After the trauma: radiation has killed off most, their bones cover the ground. Powder-skin and husks of sow bugs blow up and down the street.
I chose the path of the part that grieves. I implored the ghost to show me the missing door — the secret through which I could pass to another world. I pleaded for the secrets, I pleaded for the ghost’s return. But at every turn my voice echoed into the supple empty velvet night .

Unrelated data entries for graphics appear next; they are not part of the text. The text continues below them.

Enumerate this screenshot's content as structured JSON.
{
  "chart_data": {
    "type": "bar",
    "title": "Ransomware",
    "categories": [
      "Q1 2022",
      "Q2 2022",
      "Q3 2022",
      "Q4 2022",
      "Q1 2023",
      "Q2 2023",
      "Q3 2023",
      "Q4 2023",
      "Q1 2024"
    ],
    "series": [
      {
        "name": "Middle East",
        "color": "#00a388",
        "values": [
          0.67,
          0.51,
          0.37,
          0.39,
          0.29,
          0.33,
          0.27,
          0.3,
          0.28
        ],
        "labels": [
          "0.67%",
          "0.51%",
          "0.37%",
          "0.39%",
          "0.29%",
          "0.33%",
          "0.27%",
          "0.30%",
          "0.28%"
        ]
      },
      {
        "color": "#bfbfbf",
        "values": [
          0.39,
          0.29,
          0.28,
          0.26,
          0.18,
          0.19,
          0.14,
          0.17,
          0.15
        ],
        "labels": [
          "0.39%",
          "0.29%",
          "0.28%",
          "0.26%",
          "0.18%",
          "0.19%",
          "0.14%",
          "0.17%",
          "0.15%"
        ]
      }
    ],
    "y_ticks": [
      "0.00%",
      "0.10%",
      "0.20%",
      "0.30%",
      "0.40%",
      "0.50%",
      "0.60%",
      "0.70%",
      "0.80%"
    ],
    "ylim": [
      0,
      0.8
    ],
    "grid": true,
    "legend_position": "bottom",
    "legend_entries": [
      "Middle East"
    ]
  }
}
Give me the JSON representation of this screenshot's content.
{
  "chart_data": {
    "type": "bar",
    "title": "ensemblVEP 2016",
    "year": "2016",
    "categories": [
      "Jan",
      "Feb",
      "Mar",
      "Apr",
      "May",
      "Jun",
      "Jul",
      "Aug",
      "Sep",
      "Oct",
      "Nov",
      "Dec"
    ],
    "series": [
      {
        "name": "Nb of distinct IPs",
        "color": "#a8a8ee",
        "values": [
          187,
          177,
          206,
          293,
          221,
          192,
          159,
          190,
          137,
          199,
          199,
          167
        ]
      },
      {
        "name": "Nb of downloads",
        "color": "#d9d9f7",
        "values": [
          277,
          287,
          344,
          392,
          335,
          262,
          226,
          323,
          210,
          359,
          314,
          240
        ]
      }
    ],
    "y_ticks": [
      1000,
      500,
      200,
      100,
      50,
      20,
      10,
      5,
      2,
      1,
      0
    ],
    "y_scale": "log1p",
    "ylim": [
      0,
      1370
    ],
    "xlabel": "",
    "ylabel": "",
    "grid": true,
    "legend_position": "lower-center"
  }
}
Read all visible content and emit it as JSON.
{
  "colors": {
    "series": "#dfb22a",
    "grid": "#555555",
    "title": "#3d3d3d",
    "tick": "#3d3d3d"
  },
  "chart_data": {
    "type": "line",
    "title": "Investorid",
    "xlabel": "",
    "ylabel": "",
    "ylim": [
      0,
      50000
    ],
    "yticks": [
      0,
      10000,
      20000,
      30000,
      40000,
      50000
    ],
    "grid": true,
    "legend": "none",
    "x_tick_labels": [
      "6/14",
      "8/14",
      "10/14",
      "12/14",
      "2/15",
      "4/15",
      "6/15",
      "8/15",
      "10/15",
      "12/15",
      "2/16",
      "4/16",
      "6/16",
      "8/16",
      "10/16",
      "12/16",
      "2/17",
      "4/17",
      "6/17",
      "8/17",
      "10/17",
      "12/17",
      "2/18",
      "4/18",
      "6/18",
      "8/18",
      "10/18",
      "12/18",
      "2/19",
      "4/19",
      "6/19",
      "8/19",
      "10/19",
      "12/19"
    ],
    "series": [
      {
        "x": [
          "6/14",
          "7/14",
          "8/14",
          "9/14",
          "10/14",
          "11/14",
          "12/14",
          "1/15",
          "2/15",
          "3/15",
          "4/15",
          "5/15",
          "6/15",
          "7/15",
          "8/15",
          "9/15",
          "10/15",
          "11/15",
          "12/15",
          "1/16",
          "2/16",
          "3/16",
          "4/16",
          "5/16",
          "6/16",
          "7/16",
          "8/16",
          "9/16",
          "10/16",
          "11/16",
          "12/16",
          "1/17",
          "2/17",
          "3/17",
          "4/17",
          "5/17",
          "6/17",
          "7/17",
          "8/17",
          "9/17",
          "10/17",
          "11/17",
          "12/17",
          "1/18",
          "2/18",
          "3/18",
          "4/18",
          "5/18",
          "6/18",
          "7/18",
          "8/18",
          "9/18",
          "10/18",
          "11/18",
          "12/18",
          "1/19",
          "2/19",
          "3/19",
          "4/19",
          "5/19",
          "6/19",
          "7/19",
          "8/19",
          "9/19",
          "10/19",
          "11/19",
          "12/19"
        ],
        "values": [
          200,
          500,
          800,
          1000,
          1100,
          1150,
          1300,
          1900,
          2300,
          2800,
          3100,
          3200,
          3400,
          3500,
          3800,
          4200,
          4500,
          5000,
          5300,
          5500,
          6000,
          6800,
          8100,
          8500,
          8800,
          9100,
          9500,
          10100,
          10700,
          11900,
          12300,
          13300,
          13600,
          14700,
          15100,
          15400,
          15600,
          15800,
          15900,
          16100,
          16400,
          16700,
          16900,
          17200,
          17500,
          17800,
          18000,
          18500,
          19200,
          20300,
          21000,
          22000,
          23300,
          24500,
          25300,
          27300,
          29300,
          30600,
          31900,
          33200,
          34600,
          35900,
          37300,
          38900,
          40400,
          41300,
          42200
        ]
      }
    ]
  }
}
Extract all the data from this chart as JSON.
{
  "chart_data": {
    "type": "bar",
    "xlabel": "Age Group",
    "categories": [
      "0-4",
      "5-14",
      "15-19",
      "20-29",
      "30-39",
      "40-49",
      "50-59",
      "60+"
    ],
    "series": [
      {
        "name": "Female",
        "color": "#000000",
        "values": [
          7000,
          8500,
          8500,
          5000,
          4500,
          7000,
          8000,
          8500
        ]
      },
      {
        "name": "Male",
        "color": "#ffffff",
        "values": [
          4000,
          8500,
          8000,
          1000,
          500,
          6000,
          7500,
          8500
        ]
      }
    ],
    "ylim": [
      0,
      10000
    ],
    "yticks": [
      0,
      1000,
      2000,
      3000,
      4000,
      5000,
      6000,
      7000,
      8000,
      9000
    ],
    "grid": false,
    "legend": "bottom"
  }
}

A sudden remembrance of the lost language comes rushing back to me. All of it, the forest, the stones in the creek —
Chamomile buried in the sack of briny intestine, aged into soft leathery pellets for tea… cow skulls overflowing with chamomile blooming with sweat in the full sunlight. Caught somewhere on its way to syrup or salt. Yarrow root pulverized into rough rocks with aged oak bark flaked into steaming mush. Add hot pond water for a forest tonic soup and you will see ghosts bending their backs low to the ground like white branches, scaly scraps of their own hides balled up underneath their fingernails. Their laughter is contagious.